С третьего раза пирожки неожиданно получились и румяными, и мягкими, и ароматными, но совершенно пресными. К тому же мясной фарш Михаил высушил до невозможности.
Но идеальный пирог был уже не за горами.
Аню поначалу новое увлечение мужа забавляло, хотя она и тревожилась за собственные желудок и фигуру. Но чем лучше выходили из духовки пирожки, тем серьезнее она становилась.
В самом деле, вместо того, чтобы исполнить свою, давно высказанную Ане мечту и оборудовать на участке спортивный зал, «Шаолиньский монастырь», «Кодокан», «Будокан» или еще чего, Михаил колотил, бросал и душил дрожжевое тесто. Ане временами казалось, что он играет роль монастырской стряпухи Акулины, примеряя на себя фартук статиста, вторичного персонажа. Отсюда и это его: «Кушать подано!»
Аня заметила, что Корнилов даже ограничил себя в пространстве дома и земельного участка. На некоторые уголки усадьбы он наложил для себя что-то вроде табу. Супружеское ложе, диван в гостиной, кухня, гараж и старый дуб. Вот и все его оперативное пространство. Можно подумать, остальные помещения были заселены кем-то другим, соседями, чужими людьми.
– Правда, был еще их общий кабинет. Общий кабинет, когда в доме половина комнат пустовала без мебели и людей!
– У мужчины должен быть свой собственный кабинет, – внушала Аня мужу. – В кабинете обязательно должен быть письменный стол. Компьютер, ноутбук, шариковая ручка – это уже дело десятое.

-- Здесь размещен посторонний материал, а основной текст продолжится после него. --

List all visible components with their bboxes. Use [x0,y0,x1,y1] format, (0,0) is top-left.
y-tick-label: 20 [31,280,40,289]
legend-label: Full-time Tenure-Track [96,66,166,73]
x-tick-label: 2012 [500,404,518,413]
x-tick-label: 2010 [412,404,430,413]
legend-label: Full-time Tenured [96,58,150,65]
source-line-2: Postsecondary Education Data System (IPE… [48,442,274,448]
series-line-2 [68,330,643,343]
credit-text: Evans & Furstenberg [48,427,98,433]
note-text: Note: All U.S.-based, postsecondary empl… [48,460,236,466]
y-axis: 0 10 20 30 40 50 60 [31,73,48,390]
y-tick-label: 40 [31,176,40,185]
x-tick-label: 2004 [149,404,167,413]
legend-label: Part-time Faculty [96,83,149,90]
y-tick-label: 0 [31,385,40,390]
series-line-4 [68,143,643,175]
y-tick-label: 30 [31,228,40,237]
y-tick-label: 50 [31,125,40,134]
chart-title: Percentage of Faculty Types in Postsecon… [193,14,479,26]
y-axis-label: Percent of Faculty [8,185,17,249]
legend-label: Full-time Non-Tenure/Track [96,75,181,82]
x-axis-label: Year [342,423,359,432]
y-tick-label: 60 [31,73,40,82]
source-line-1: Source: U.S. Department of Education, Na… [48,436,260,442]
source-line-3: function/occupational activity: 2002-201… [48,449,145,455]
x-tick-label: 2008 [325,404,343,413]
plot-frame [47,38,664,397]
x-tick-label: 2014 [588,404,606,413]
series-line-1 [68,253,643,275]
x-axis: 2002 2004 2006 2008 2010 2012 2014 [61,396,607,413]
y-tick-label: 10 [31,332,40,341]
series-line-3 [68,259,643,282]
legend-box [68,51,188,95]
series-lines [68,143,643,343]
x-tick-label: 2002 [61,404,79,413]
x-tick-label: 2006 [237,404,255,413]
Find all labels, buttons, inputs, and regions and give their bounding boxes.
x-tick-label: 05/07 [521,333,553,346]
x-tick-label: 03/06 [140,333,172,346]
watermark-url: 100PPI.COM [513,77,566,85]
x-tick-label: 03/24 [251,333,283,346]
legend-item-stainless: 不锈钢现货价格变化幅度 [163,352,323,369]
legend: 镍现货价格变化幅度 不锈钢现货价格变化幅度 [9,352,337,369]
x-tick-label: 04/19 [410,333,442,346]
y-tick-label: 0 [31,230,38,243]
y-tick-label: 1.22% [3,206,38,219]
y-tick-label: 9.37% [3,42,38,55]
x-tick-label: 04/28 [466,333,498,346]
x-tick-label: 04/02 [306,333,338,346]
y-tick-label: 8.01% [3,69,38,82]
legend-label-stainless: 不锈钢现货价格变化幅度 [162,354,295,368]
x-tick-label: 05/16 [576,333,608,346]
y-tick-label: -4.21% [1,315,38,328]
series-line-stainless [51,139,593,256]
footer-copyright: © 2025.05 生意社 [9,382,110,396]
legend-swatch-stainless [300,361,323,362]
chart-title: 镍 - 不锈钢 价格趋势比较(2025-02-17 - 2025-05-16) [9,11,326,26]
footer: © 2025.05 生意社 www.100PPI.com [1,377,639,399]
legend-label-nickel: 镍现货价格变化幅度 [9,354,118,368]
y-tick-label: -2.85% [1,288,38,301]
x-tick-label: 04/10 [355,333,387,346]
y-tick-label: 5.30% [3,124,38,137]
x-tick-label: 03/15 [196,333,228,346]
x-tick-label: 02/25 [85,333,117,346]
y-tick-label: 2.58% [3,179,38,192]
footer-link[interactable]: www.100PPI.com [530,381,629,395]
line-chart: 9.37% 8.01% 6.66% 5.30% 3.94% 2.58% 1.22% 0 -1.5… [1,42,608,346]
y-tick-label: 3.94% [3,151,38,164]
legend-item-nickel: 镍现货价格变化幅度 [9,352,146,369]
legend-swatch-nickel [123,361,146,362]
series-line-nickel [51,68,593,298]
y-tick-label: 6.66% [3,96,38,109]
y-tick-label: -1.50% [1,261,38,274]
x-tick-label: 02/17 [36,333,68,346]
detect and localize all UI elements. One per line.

Но письменный стол, кресло и диван там должны быть.
– Даже у сантехника? – усмехнулся Корнилов.
– Даже у дворника, – сказала Аня. – Даже у бандита, у киллера, у вора-домушника, у «медвежатника».
– Забавно. У карманника свой кабинет с письменным столом. Что же он будет делать за столом, какие вопросы решать?

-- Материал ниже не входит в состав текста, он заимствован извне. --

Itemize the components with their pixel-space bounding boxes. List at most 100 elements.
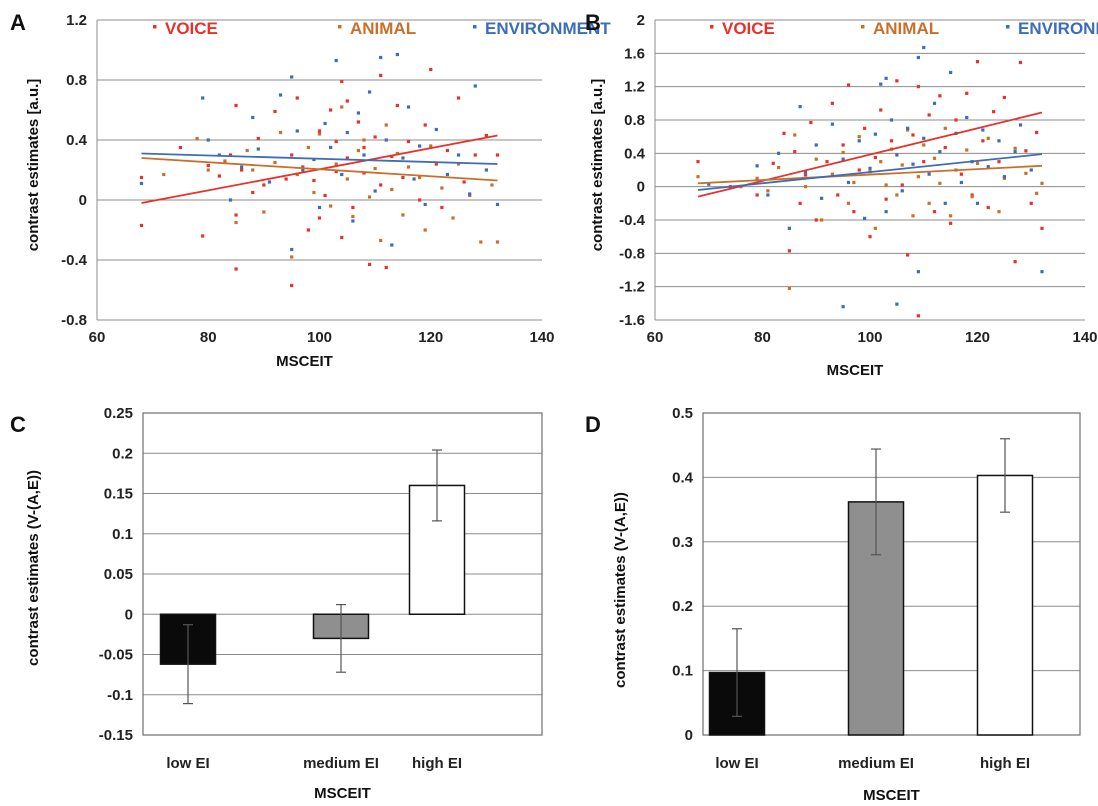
data-point-voice xyxy=(873,155,877,160)
data-point-animal xyxy=(884,183,888,187)
data-point-animal xyxy=(793,133,797,137)
data-point-voice xyxy=(932,210,937,214)
x-tick-label: 60 xyxy=(647,329,664,346)
data-point-environment xyxy=(362,153,366,157)
data-point-environment xyxy=(373,189,377,193)
x-tick-label: 100 xyxy=(307,329,332,346)
data-point-voice xyxy=(809,120,813,125)
data-point-animal xyxy=(245,148,249,153)
data-point-voice xyxy=(959,172,963,176)
y-axis-title: contrast estimates (V-(A,E)) xyxy=(612,492,629,688)
data-point-environment xyxy=(1013,150,1017,154)
x-tick-label: 60 xyxy=(89,329,106,346)
data-point-animal xyxy=(440,186,444,190)
data-point-animal xyxy=(206,168,210,172)
data-point-voice xyxy=(262,183,266,187)
data-point-voice xyxy=(340,79,344,84)
data-point-voice xyxy=(825,160,829,164)
data-point-environment xyxy=(256,147,260,151)
y-axis-title: contrast estimates [a.u.] xyxy=(589,79,606,252)
data-point-voice xyxy=(429,67,433,72)
data-point-voice xyxy=(418,198,422,202)
data-point-animal xyxy=(906,128,910,132)
data-point-voice xyxy=(798,201,802,205)
y-tick-label: 1.2 xyxy=(624,79,645,96)
data-point-environment xyxy=(922,45,926,50)
data-point-animal xyxy=(943,126,947,130)
category-label: high EI xyxy=(980,755,1030,772)
y-tick-label: -0.4 xyxy=(61,252,88,269)
data-point-voice xyxy=(395,103,399,108)
data-point-animal xyxy=(418,175,422,180)
data-point-environment xyxy=(139,181,144,186)
data-point-voice xyxy=(323,193,327,198)
data-point-environment xyxy=(943,201,947,205)
data-point-environment xyxy=(356,111,361,115)
y-tick-label: -1.6 xyxy=(619,312,645,329)
y-tick-label: -0.4 xyxy=(619,212,646,229)
data-point-animal xyxy=(777,165,781,170)
data-point-animal xyxy=(932,156,937,160)
data-point-environment xyxy=(777,151,781,155)
y-tick-label: 0 xyxy=(125,606,133,623)
data-point-animal xyxy=(873,226,877,230)
data-point-animal xyxy=(922,143,926,147)
trend-line-animal xyxy=(141,157,498,182)
data-point-environment xyxy=(873,132,877,136)
data-point-animal xyxy=(949,214,953,218)
data-point-environment xyxy=(911,162,915,166)
data-point-environment xyxy=(959,180,963,185)
data-point-voice xyxy=(916,314,920,318)
data-point-voice xyxy=(462,180,466,184)
y-tick-label: 0.05 xyxy=(104,566,133,583)
data-point-animal xyxy=(423,228,427,232)
data-point-voice xyxy=(362,171,366,175)
data-point-voice xyxy=(997,160,1001,164)
panel-a-scatter: -0.8 -0.4 0 0.4 0.8 1.2 60 80 100 120 140 VOICE ANIM… xyxy=(10,10,611,370)
data-point-animal xyxy=(830,172,834,176)
data-point-environment xyxy=(473,84,477,88)
y-axis-title: contrast estimates (V-(A,E)) xyxy=(25,470,42,666)
data-point-environment xyxy=(900,189,904,193)
data-point-voice xyxy=(290,153,294,157)
data-point-animal xyxy=(938,181,942,185)
x-tick-label: 140 xyxy=(529,329,554,346)
category-label: high EI xyxy=(412,755,462,772)
data-point-environment xyxy=(927,172,931,176)
data-point-animal xyxy=(273,160,277,165)
data-point-voice xyxy=(895,79,899,83)
data-point-environment xyxy=(345,130,349,135)
legend-label-voice: VOICE xyxy=(722,19,775,38)
data-point-animal xyxy=(356,148,361,153)
data-point-animal xyxy=(820,218,824,222)
y-tick-label: 0.15 xyxy=(104,486,133,503)
data-point-voice xyxy=(884,197,888,201)
data-point-environment xyxy=(889,118,894,122)
y-tick-label: 1.2 xyxy=(66,12,87,29)
data-point-animal xyxy=(1024,171,1028,175)
data-point-animal xyxy=(766,189,770,193)
data-point-environment xyxy=(445,172,450,177)
data-point-environment xyxy=(290,75,294,79)
y-tick-label: -0.05 xyxy=(99,647,133,664)
data-point-voice xyxy=(696,160,700,164)
legend-marker-voice xyxy=(153,25,157,29)
legend-label-animal: ANIMAL xyxy=(350,19,416,38)
data-point-animal xyxy=(234,220,238,225)
category-label: medium EI xyxy=(303,755,379,772)
data-point-voice xyxy=(938,94,942,98)
data-point-animal xyxy=(429,144,433,148)
legend-label-animal: ANIMAL xyxy=(873,19,939,38)
data-point-environment xyxy=(997,139,1001,143)
y-tick-label: 2 xyxy=(637,12,645,29)
data-point-voice xyxy=(423,123,427,127)
data-point-voice xyxy=(803,173,808,177)
data-point-environment xyxy=(841,157,845,161)
data-point-voice xyxy=(379,73,383,78)
data-point-environment xyxy=(384,138,388,142)
y-tick-label: 0.4 xyxy=(66,132,88,149)
data-point-environment xyxy=(1018,123,1023,127)
y-tick-label: 0.2 xyxy=(112,445,133,462)
y-tick-label: 0 xyxy=(79,192,87,209)
x-tick-label: 120 xyxy=(965,329,990,346)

– Неважно, – ответила Аня убежденно. – Не мое это дело. Для того и существует кабинет, чтобы закрыться от других, сосредоточиться, привести в порядок мысли и дела. У тебя есть мысли и дела, которые нуждаются в порядке?

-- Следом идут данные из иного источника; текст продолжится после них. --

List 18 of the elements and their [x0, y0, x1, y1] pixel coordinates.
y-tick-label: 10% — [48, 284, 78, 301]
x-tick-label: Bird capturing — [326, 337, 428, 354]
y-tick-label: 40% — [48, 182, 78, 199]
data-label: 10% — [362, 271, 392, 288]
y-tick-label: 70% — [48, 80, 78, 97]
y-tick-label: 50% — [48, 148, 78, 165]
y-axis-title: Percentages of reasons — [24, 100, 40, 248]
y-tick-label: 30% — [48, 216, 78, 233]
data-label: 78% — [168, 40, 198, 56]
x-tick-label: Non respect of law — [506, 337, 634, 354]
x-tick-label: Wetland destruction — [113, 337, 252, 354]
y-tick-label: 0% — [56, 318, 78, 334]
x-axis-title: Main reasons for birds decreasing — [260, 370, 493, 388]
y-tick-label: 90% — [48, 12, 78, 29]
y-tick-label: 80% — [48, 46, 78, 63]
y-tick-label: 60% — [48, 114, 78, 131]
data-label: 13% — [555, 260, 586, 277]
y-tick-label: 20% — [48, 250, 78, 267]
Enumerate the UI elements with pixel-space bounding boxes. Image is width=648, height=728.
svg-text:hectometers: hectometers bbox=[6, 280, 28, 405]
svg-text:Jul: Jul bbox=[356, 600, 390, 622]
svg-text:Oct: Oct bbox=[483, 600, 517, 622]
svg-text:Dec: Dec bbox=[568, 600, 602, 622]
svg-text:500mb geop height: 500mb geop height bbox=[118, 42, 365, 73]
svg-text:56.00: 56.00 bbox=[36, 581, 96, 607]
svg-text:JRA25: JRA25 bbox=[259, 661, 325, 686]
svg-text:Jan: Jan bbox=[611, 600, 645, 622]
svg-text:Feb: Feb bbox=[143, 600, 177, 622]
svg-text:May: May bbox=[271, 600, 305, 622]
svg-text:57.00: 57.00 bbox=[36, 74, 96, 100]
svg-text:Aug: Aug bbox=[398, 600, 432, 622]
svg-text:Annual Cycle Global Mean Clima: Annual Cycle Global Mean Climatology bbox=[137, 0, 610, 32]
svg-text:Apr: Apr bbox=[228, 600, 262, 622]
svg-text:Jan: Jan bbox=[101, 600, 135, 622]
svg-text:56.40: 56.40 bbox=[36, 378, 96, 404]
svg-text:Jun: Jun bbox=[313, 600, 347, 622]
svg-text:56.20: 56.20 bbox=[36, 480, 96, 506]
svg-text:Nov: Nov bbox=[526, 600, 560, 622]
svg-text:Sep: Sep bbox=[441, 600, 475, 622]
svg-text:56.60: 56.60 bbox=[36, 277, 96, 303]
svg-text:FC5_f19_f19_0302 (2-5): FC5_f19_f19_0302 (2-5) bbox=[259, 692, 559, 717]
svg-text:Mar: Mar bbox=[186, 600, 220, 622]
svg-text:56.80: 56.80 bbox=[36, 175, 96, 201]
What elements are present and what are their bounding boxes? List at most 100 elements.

– Сколько хочешь! – воскликнул Михаил. – Авгиевы конюшни! Мне водный поток нужен, сметающий все на своем пути, а не тихий кабинет.
– Странные речи я слышу последнее время, – строго заметила Аня. – Мне даже опять пришла мысль о конюшнях. В смысле, кого-то пора там выпороть, чтобы освободить чью-то голову от глупых мыслей и переживаний.
– Ань, в самом деле, у меня уже есть кабинет на работе. Куда мне еще? Здесь вы видите кабинет Владимира Ильича Ленина и его настольную лампу. Здесь тоже кабинет Ленина и его лампа. Знаешь, сколько было кабинетов Ильича? В какой город ни приедешь, везде его кабинет. Даже в шалаше умудрился кабинет устроить, на пеньке. В тюрьме чернильницы из хлеба делал!
– Это идея! – обрадовалась Аня. – Хлеб ты уже научился выпекать, попробуй теперь лепить из него чернильницы. Хороший пример, пусть и не во всем положительный. Сколько Ильич зато успел всего сделать!
– Сколько он дров наломал, не выходя из кабинета. Лучше бы он действительно дрова колол. Так что от кабинета я лучше воздержусь. Что я, писатель Боборыкин, что ли?
– Если ты беспокоишься насчет денег, то я вчера получила первую зарплату. На письменный стол хватит.